I didn’t know Virginia Woolf only wrote 500 words a day, but she was into quality and not quantity.
The author mentions how important a schedule is for a writer. Establish a time of day to write uninterrupted and keep to it every day. Freshen it up by writing in new places, even outside. One thing that surprised me is that she doesn’t let anyone read her manuscript until it’s completely finished for fear that outside influences will alter the direction of her work. She also moves stuff around a lot more than I do in my linear writing.
I enjoyed this book so much for several reasons. First, she’s never authoritative. She doesn’t say we “must” do this or “should” do that. Part of using so many examples of other writers’ processes is to show that there is no right answer. Pick what works for you and stick with it. Another thing I appreciated was her positivity. So many of these books sound like cold lectures from a professor, but Ms. DeSalvo puts her own life lessons in some of the examples.

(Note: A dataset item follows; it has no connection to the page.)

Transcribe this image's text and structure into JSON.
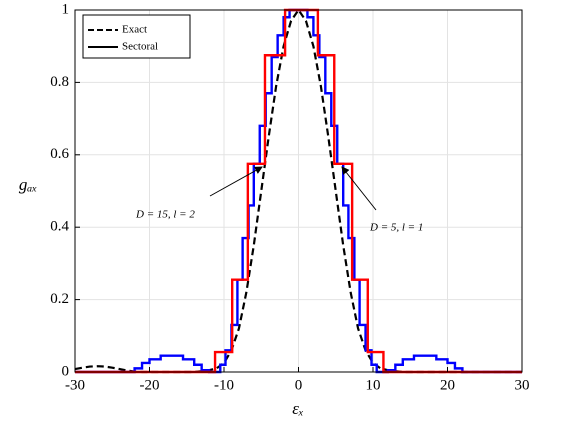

Not too much (her relationship with her father was not good), but enough to show she knows what she’s talking about. She’s a published author of 19 (!) books so has street cred even if it’s not in my genre.
Not Slow Writing, but thoughtful appreciation for the various stages of a writer’s journey and many handy suggestions for making the path a little easier. Again, I found something to use in every chapter and have changed my writer processes as a result of reading this.
Thank you, Ms. DeSalvo,
Tom Howard
Welcome back! I wonder if she took her title from the Italian slow food movement, which is about returning to traditional techniques and eschewing short cuts.
To be clear, If she did, that doesn’t improve the title. I don’t think the slow food movement is that well known or understood.
Might be. The title completely lost me.
As an aspiring writer, this sounds right up my alley. I love Ray Bradbury’s book on writing if you haven’t read that one.
Love Zen in the Art of Writing. Going to submit a review of it next. Very interesting.